How many SSBNs are needed?
According to the US Navy Institute, only the US, Russia, France and the UK (which uses US Trident missiles) can sustain continuous-at-sea deterrent patrols, providing continuous launch capability of an SLBM by maintaining at least one SSBN on station at any one time that could fire a nuclear missile. “A continuous patrol requires a minimum of four SSBNs,” it says. This assumes one submarine is on patrol for, say, two to three months; another is in port on standby; while the third and fourth may be undergoing repairs or refits.
A second SSBN has reportedly completed sea trials. Named INS Arighat, the boat is due to be delivered next year and is expected to be double the Arihant’s displacement at 12,000-13,000 tonnes, with a complement of eight K-4 missiles. Another two boats after Arighat are planned to be commissioned by 2023. “Following from these first four Arihant-class boats, another batch of even larger SSBNs is expected,” says the Maryland, US, based institute. These new vessels will be equipped with brand new SLBMs having ranges up to 7000 km, allowing them to strike Chinese and Pakistani targets from well outside the Indian Ocean.
At the same time, India will require a complementary fleet of ship submersible nuclear (SSN) submarines – these are fast, hunter killer subs that will be required to detect and track Chinese and Pakistani undersea activity and warships. They are also likely to patrol the western Pacific Ocean and the South China Sea where they will play cat and mouse with Chinese SSBNs and warships – as a quid pro quo for PLA Navy activity close to Indian shores.
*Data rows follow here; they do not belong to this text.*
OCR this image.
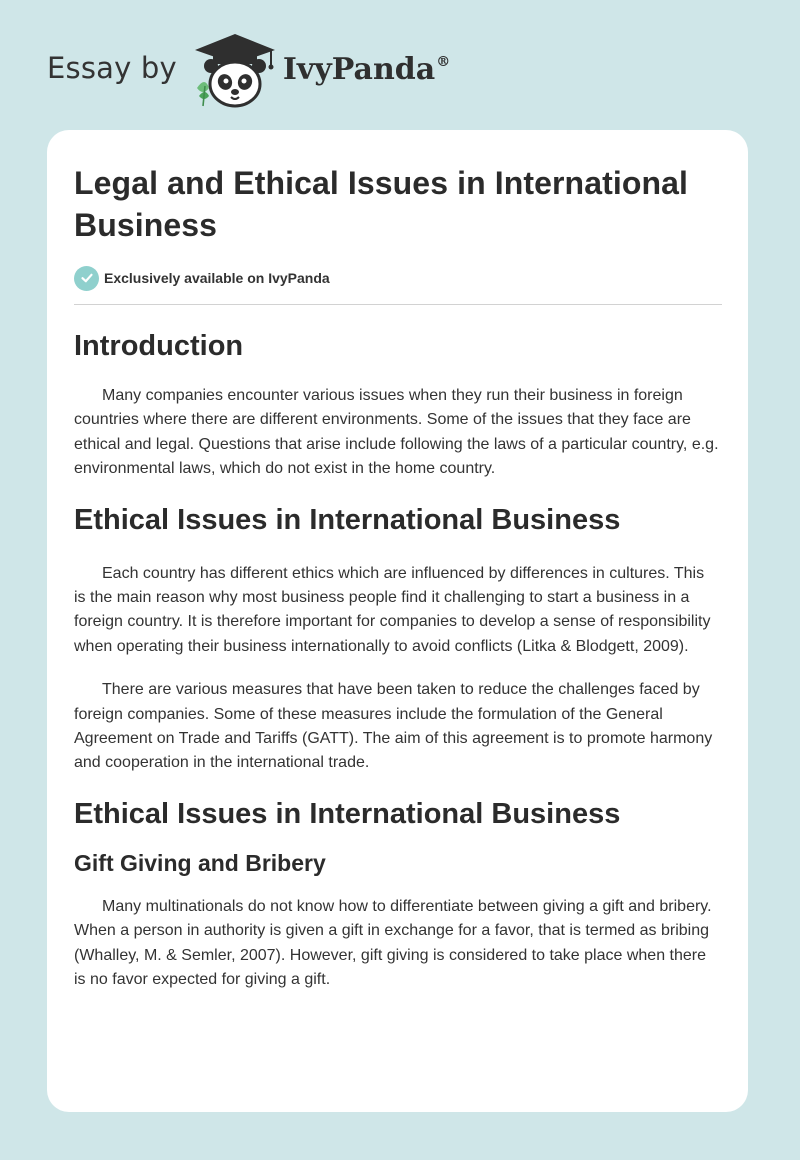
Essay by	IvyPanda®
Legal and Ethical Issues in International Business
Exclusively available on IvyPanda
Introduction

Many companies encounter various issues when they run their business in foreign countries where there are different environments. Some of the issues that they face are ethical and legal. Questions that arise include following the laws of a particular country, e.g. environmental laws, which do not exist in the home country.

Ethical Issues in International Business

Each country has different ethics which are influenced by differences in cultures. This is the main reason why most business people find it challenging to start a business in a foreign country. It is therefore important for companies to develop a sense of responsibility when operating their business internationally to avoid conflicts (Litka & Blodgett, 2009).

There are various measures that have been taken to reduce the challenges faced by foreign companies. Some of these measures include the formulation of the General Agreement on Trade and Tariffs (GATT). The aim of this agreement is to promote harmony and cooperation in the international trade.

Ethical Issues in International Business
Gift Giving and Bribery

Many multinationals do not know how to differentiate between giving a gift and bribery. When a person in authority is given a gift in exchange for a favor, that is termed as bribing (Whalley, M. & Semler, 2007). However, gift giving is considered to take place when there is no favor expected for giving a gift.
The Indian Navy plans to acquire as many as six SSNs, and discussions are on with shipbuilders from France and the US for participating in the project.
Plus, as an indicator of how seriously India is taking the safety of its undersea assets, the Indian Navy has commenced Project Varsha – the construction of a massive nuclear submarine base south of Visakhapatnam. Reportedly costing Rs 30,000, the base will house India’s SSBN fleet in concrete pens blasted out of the hills at Rambilli 50 km south of the strategically located city. The first phase of the project will be completed by 2022.
In the 1971 India-Pakistan war, after the Indian Army defeated the Pakistan Army in the east, the political leadership had drawn up a secret plan to attack Pakistan in the west and destroy its army so that Pakistan would never ever present a threat to India. However, US got wind of it. In order to protect their vassal state, the US and British fleets made a threatening pincer against India. While the nuclear armed US Seventh Fleet from Southeast Asia sailed towards Kolkata, a British flotilla from Madagascar steamed towards the west coast. The Indian Air Force was on alert after receiving intelligence that American warplanes might attack the Indian Army’s communications in the west. However, the Russian Pacific Fleet sailed into the Indian Ocean and threw a cordon around India, forcing the American and British warships to retreat.
Once a fleet of Indian boomers and nuclear attack subs start patrolling the oceans, India can ensure no foreign navy will threaten it again.